2) I'm also struggling understanding how would I predict items for new users? for example i already trained my model on users 1,2,3,4 and now want to predict items for user 1 (which is was in train set) and user 5 (which is a new user)
input_inter = Interaction({
'user_id': torch.tensor([1, 100]),
'item_id_list': torch.tensor([[1, 2, 3, 0, 0],
[4, 5, 0, 0, 0]])
})
and when I'm trying to do
with torch.no_grad():
scores = model.full_sort_predict(input_inter)
I'm getting IndexError: index 100 is out of bounds for dimension 0 with size 5
how would I fix that?
@AsyaEvloeva In your example, you just need to use id2token
correctly and you can get the predicted external items as follows:
topk_score, topk_iid_list = full_sort_topk(uid_series, model, test_data, k=10, device=config['device'])
print(topk_score) # scores of top 10 items
print(topk_iid_list) # internal id of top 10 items
external_item_list = dataset.id2token(dataset.iid_field, topk_iid_list.cpu())
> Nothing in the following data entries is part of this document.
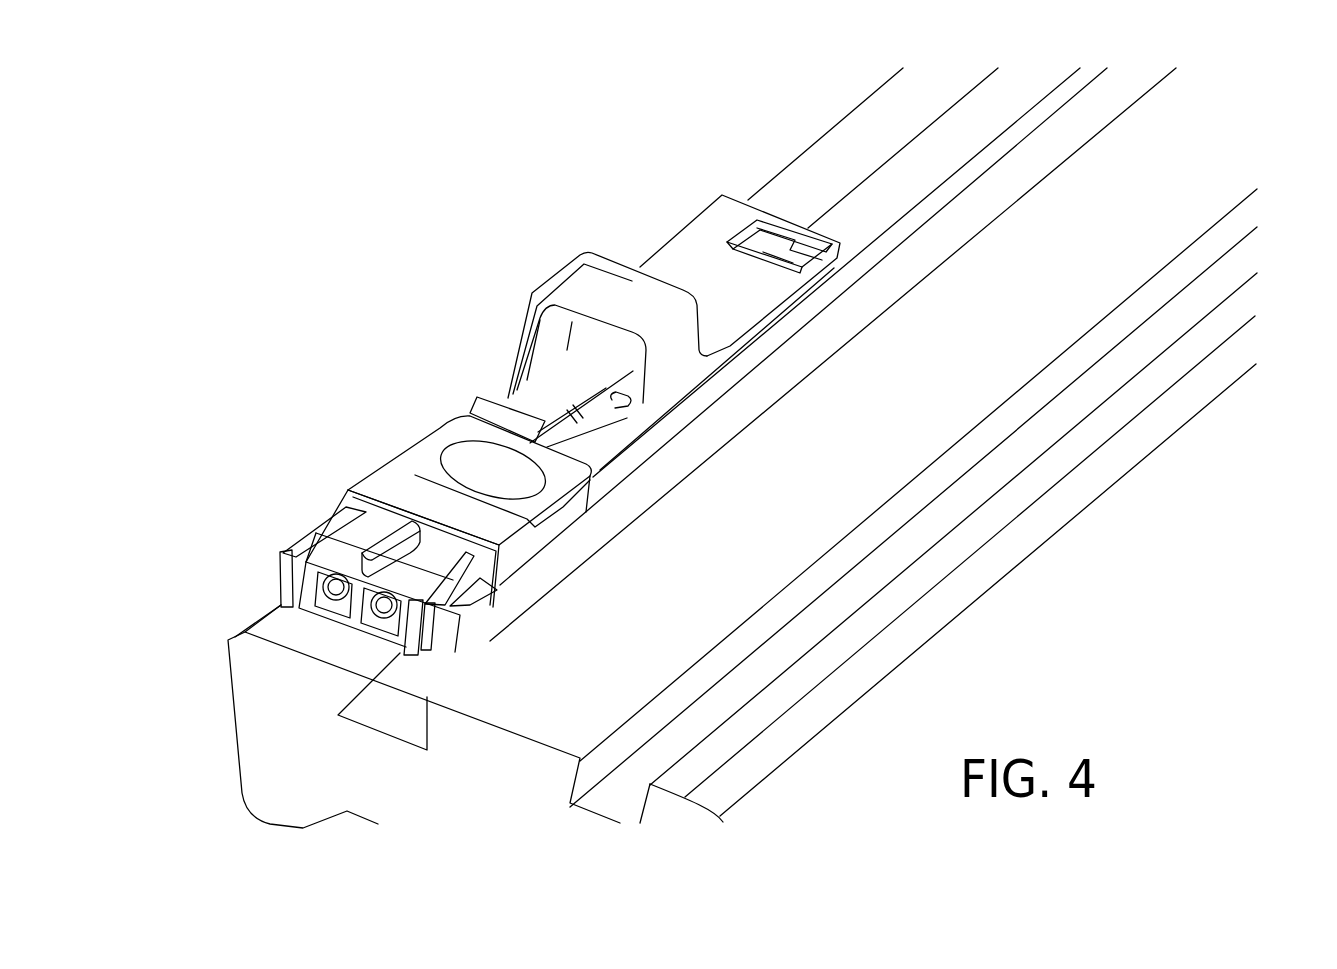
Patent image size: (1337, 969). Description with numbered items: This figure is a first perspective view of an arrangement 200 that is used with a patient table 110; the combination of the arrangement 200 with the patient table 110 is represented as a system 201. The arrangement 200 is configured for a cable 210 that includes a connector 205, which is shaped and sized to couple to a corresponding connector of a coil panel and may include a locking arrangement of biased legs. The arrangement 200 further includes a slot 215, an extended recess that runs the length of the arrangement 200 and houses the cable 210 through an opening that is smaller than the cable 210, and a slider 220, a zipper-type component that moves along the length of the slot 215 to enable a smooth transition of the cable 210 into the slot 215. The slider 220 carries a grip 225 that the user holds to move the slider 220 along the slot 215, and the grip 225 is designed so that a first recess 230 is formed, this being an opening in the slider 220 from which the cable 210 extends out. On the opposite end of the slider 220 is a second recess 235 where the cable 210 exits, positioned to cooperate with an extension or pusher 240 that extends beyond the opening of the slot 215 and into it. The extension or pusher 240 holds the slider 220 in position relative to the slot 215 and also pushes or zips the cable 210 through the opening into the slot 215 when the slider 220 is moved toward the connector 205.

The patient table 110 is at (1032, 525).
The arrangement 200 is at (428, 186).
The system 201 is at (1190, 168).
The connector 205 is at (438, 442).
The cable 210 is at (615, 397).
The slot 215 is at (833, 150).
The slider 220 is at (730, 300).
The grip 225 is at (578, 277).
The first recess 230 is at (580, 369).
The second recess 235 is at (717, 194).
The extension or pusher 240 is at (834, 263).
print(external_item_list) # external tokens of top 10 items
As for your second question, we can't provide reliable recommendations for new users without any interaction records. Cold start is an ongoing problem in the recommendation system. This is intuitive, we can't provide personalized recommendations for a new user without any information. For models that use user embeddings
, you can only use users who have appeared in the training set.
Towards that, later studies like SVD++, FISM, NAIS, and ACF view personal history of a user as her features, and integrate embeddings of historical items via the average or attention network as user embeddings. Another similar line applies autoencoders on interaction histories to estimate the generative process of user behaviors, such as Mult-VAE, AutoRec, CDAE and RecVAE.
In this case, we don't need user ID, and we only need to recommend items based on historical interaction. However, RecBole doesn't have an existing interface to provide item list recommendation for new users, so you need to write your own code according to your needs.
For example, in the AE-based models, you need to modify rating_matrix
during prediction, we should use the item list directly instead of self.history_item_id[user]
to get a batch of user's feature with the item_id_list
.
thank you for this example!! now i get it😁
I'm looking not for a cold start problem solution, but more about recommendations for new users with provided interaction records. so if i'm using RecVAE model, is there any already-built possibility to update dataset with such new records and continue training model and making predictions on such updated dataset?
@AsyaEvloeva Sorry, we don't have such an interface at present.
I'm trying to understand how to get all users from my test dataset with the corresponding predicted items per each user? I use RecVAE model and when I get top items like that:
it returns just items which doesn't correspond to number of users I have in
test_data.dataset.user_num
So I'm a little lost, how would I see user per each of thesetopk_items
predictions? And how to access initial items for each user from test data?